Charles & Colvard, Ltd.
- Type: Public
- Traded as: Nasdaq: CTHR
- Industry: Gemstone Manufacturer/Jewelry
- Founded: 1995; 31 years ago
- Founder: Charles Eric Hunter
- Headquarters: Research Triangle Park, North Carolina, United States,
- Key people: Don O'Connell (CEO); Neal Ira Goldman (chairman); Clint J. Pete (CFO);
- Products: Moissanite
- Revenue: $30.8 million
- Number of employees: 60
- Website: charlesandcolvard.com

= Charles & Colvard =

American jewelry company

Charles & Colvard, Ltd., is a publicly traded American company that distributes and manufactures jewelry, founded in 1995 by Charles Eric Hunter under the name C3 Inc., and then run by his brother Jeff Hunter until 2000. The company changed its name to Charles & Colvard in 1999. The company employs 63 people full-time, and generated $32.4 million in revenue during the year ending June 30, 2019, up from $27.91 million in the previous year.

Charles & Covard was the first company to produce and sell synthetic moissanite, under U.S. patent US5723391 A, first filed by C3 Inc., North Carolina. Their gemstones are made from silicon carbide crystals, supplied under an exclusive agreement from Cree Inc. since 2014.

In June 2019 the company netted $10 million from a secondary public offering.

In March 2020, the company was notified that they were at risk of being delisted on NASDAQ, as their share price had been consistently below $1.

Don O'Connell was announced CEO in May 2020, taking over after Suzanne T. Miglucci's resignation. The announcement came days after reporting their quarterly earnings, which included a $5.3 million writeoff. O'Connell's base salary is $335,000, and Miglucci's was $278,000.

As part of the COVID-19 pandemic, the company received a $965,000 federally backed small business loan from Newtek Small Business Finance as part of the Paycheck Protection Program.
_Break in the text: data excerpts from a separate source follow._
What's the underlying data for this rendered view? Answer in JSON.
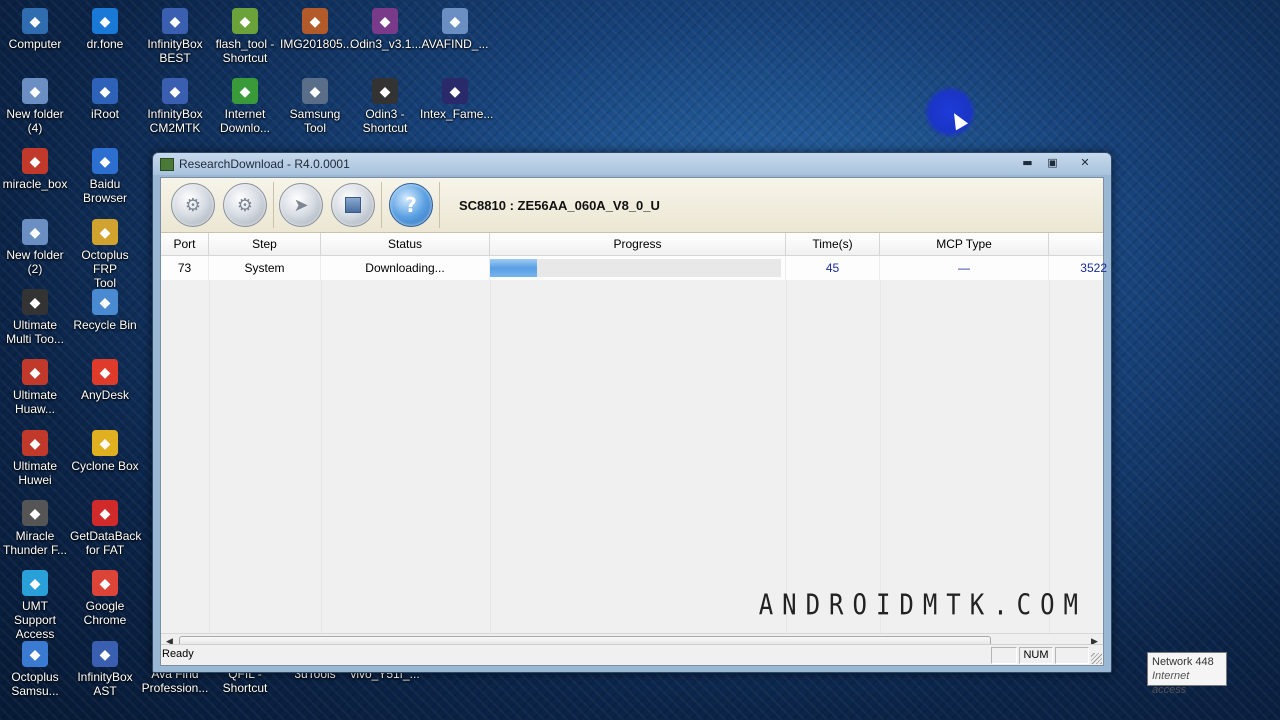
{
  "desktop": {
    "icons": [
      {
        "label": "Computer",
        "icon": "computer-icon",
        "color": "#2f6db0"
      },
      {
        "label": "dr.fone",
        "icon": "drfone-icon",
        "color": "#1a78d6"
      },
      {
        "label": "InfinityBox\nBEST",
        "icon": "infinitybox-icon",
        "color": "#3a5fb0"
      },
      {
        "label": "flash_tool -\nShortcut",
        "icon": "android-icon",
        "color": "#6ba33a"
      },
      {
        "label": "IMG201805...",
        "icon": "image-icon",
        "color": "#b35a2a"
      },
      {
        "label": "Odin3_v3.1...",
        "icon": "winrar-icon",
        "color": "#7a3a8a"
      },
      {
        "label": "AVAFIND_...",
        "icon": "folder-icon",
        "color": "#6b8fc2"
      },
      {
        "label": "New folder\n(4)",
        "icon": "folder-icon",
        "color": "#6b8fc2"
      },
      {
        "label": "iRoot",
        "icon": "anchor-icon",
        "color": "#2d62b8"
      },
      {
        "label": "InfinityBox\nCM2MTK",
        "icon": "infinitybox-icon",
        "color": "#3a5fb0"
      },
      {
        "label": "Internet\nDownlo...",
        "icon": "idm-icon",
        "color": "#3a9a3a"
      },
      {
        "label": "Samsung\nTool",
        "icon": "gear-icon",
        "color": "#5a6e8a"
      },
      {
        "label": "Odin3 -\nShortcut",
        "icon": "odin-icon",
        "color": "#333333"
      },
      {
        "label": "Intex_Fame...",
        "icon": "intex-icon",
        "color": "#2a2a6a"
      },
      {
        "label": "miracle_box",
        "icon": "miracle-icon",
        "color": "#c0392b"
      },
      {
        "label": "Baidu\nBrowser",
        "icon": "baidu-icon",
        "color": "#2d6fd1"
      },
      {
        "label": "New folder\n(2)",
        "icon": "folder-icon",
        "color": "#6b8fc2"
      },
      {
        "label": "Octoplus FRP\nTool",
        "icon": "octoplus-icon",
        "color": "#d1a22d"
      },
      {
        "label": "Ultimate\nMulti Too...",
        "icon": "ultimate-icon",
        "color": "#333333"
      },
      {
        "label": "Recycle Bin",
        "icon": "recycle-bin-icon",
        "color": "#4a8ad0"
      },
      {
        "label": "Ultimate\nHuaw...",
        "icon": "huawei-icon",
        "color": "#c0392b"
      },
      {
        "label": "AnyDesk",
        "icon": "anydesk-icon",
        "color": "#e03a2a"
      },
      {
        "label": "Ultimate\nHuwei",
        "icon": "huawei-icon",
        "color": "#c0392b"
      },
      {
        "label": "Cyclone Box",
        "icon": "cyclone-icon",
        "color": "#e0b020"
      },
      {
        "label": "Miracle\nThunder F...",
        "icon": "thunder-icon",
        "color": "#555555"
      },
      {
        "label": "GetDataBack\nfor FAT",
        "icon": "lifebuoy-icon",
        "color": "#d02a2a"
      },
      {
        "label": "UMT Support\nAccess",
        "icon": "umt-icon",
        "color": "#2aa0d8"
      },
      {
        "label": "Google\nChrome",
        "icon": "chrome-icon",
        "color": "#db4437"
      },
      {
        "label": "Octoplus\nSamsu...",
        "icon": "octoplus-icon",
        "color": "#3a7ad0"
      },
      {
        "label": "InfinityBox\nAST",
        "icon": "infinitybox-icon",
        "color": "#3a5fb0"
      }
    ],
    "partial_labels": [
      "Ava Find\nProfession...",
      "QFIL -\nShortcut",
      "3uTools",
      "vivo_Y51f_..."
    ]
  },
  "window": {
    "title": "ResearchDownload - R4.0.0001",
    "buttons": {
      "minimize": "▬",
      "maximize": "▣",
      "close": "✕"
    }
  },
  "toolbar": {
    "chip_label": "SC8810 :  ZE56AA_060A_V8_0_U",
    "buttons": [
      {
        "name": "load-packet",
        "icon": "gear-icon"
      },
      {
        "name": "settings",
        "icon": "settings-icon"
      },
      {
        "name": "start",
        "icon": "play-icon"
      },
      {
        "name": "stop",
        "icon": "stop-icon"
      },
      {
        "name": "help",
        "icon": "help-icon",
        "glyph": "?"
      }
    ]
  },
  "grid": {
    "columns": [
      "Port",
      "Step",
      "Status",
      "Progress",
      "Time(s)",
      "MCP Type",
      ""
    ],
    "rows": [
      {
        "port": "73",
        "step": "System",
        "status": "Downloading...",
        "progress": 0.16,
        "time": "45",
        "mcp_type": "—",
        "extra": "3522"
      }
    ]
  },
  "watermark": "ANDROIDMTK.COM",
  "statusbar": {
    "text": "Ready",
    "num": "NUM"
  },
  "network_tooltip": {
    "line1": "Network  448",
    "line2": "Internet access"
  },
  "colors": {
    "time_text": "#1a2d9c",
    "progress_fill": "#5a9fe3"
  }
}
WCNC highlighted the company, and publicly traded companies that received loans before privately held small businesses did. WCNC also noted some publicly traded companies had returned their loan amidst scrutiny. The company had furloughed about half of their employees on April 13, 2020. The company also has had a $5 million line of credit since 2018, which remains available.
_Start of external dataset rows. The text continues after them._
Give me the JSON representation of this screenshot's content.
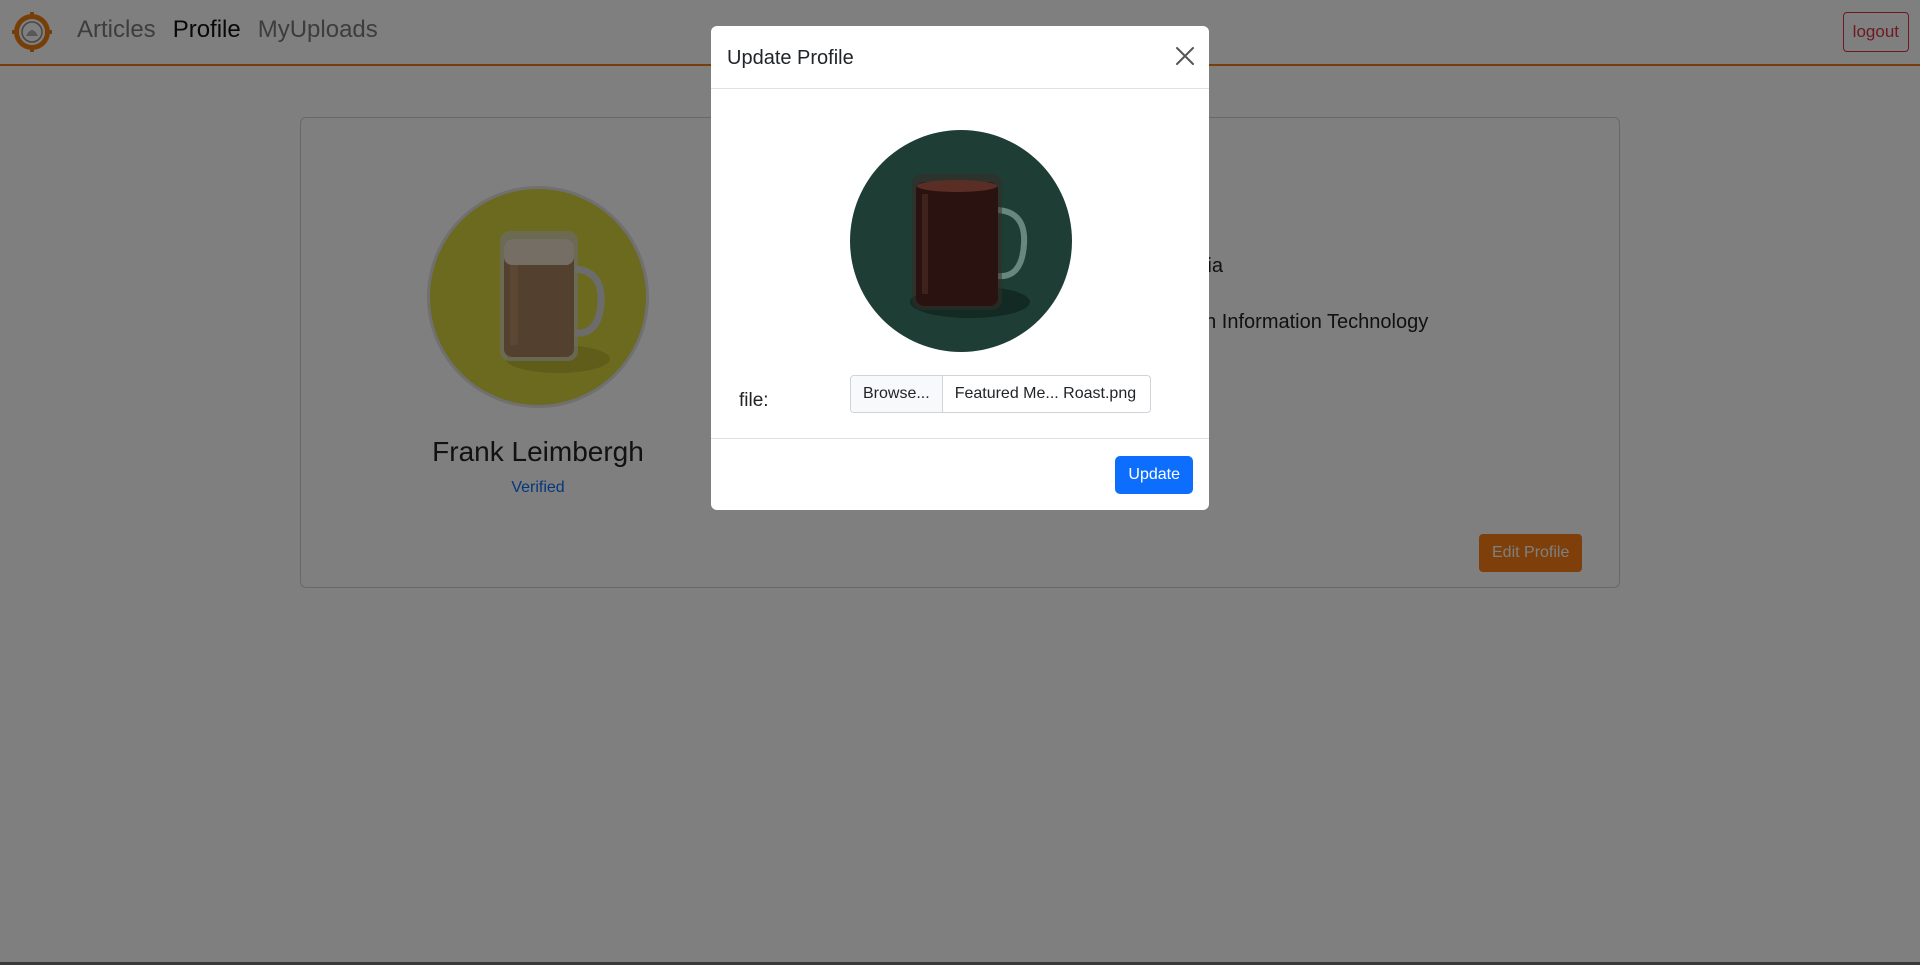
{
  "nav": {
    "items": [
      {
        "label": "Articles"
      },
      {
        "label": "Profile",
        "active": true
      },
      {
        "label": "MyUploads"
      }
    ],
    "logout_label": "logout"
  },
  "profile": {
    "name": "Frank Leimbergh",
    "status": "Verified",
    "field_1_partial": "nodia",
    "field_2_partial": "ce in Information Technology",
    "edit_label": "Edit Profile"
  },
  "modal": {
    "title": "Update Profile",
    "file_label": "file:",
    "browse_label": "Browse...",
    "file_name": "Featured Me... Roast.png",
    "submit_label": "Update"
  },
  "colors": {
    "accent": "#f07d14",
    "edit_button": "#fd7e14",
    "primary": "#0d6efd",
    "danger": "#dc3545",
    "avatar_bg": "#d6d43f",
    "preview_bg": "#1e3d35"
  },
  "icons": {
    "logo": "gear-seal-logo",
    "close": "close-icon"
  }
}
Subsidiary companies and brands include 'Classic Moissanite', 'Forever Brilliant', 'Survivor Collection', 'Hearts & Arrows', 'Moissanite.com' and 'Lulu Avenue'.
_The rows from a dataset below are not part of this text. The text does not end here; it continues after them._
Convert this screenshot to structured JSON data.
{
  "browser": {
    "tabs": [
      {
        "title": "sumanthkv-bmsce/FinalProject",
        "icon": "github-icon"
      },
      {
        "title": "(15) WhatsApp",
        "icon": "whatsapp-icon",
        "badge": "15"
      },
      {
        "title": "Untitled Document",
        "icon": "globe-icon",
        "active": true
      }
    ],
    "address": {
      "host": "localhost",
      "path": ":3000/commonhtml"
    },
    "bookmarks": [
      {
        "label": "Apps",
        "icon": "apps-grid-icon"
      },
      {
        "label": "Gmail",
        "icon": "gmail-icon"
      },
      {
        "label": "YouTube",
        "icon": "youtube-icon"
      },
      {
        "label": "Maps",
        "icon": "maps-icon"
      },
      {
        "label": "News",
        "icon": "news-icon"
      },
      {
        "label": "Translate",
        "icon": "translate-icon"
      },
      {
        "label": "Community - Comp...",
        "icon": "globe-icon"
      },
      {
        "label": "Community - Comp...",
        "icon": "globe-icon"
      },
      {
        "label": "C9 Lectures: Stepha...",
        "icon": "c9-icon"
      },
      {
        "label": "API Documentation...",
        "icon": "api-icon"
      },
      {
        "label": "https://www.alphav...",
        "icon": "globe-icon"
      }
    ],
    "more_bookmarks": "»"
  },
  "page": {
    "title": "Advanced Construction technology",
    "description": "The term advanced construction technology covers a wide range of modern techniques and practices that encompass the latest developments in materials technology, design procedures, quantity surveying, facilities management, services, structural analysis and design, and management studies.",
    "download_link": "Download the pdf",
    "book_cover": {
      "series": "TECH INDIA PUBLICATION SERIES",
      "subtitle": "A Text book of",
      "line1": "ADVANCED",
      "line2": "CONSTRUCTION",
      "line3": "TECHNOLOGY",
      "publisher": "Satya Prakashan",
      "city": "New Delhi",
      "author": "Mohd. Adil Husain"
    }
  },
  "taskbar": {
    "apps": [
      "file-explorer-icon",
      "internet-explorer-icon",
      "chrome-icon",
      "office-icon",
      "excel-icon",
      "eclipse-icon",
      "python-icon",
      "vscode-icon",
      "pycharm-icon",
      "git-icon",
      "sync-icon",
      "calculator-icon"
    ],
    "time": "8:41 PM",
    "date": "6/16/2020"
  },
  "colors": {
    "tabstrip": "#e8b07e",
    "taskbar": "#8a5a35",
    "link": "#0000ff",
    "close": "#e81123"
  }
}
In March 2026, Charles & Colvard filed for Chapter 11 bankruptcy protection after reporting staggering losses since 2023, primarily due to increased competition from jewelry retailers. In April 2026, the company entered an agreement to sell its assets to Van Lang Jewelry and Jewelry Design Partners for $1.5 million, which is due to close by July 7.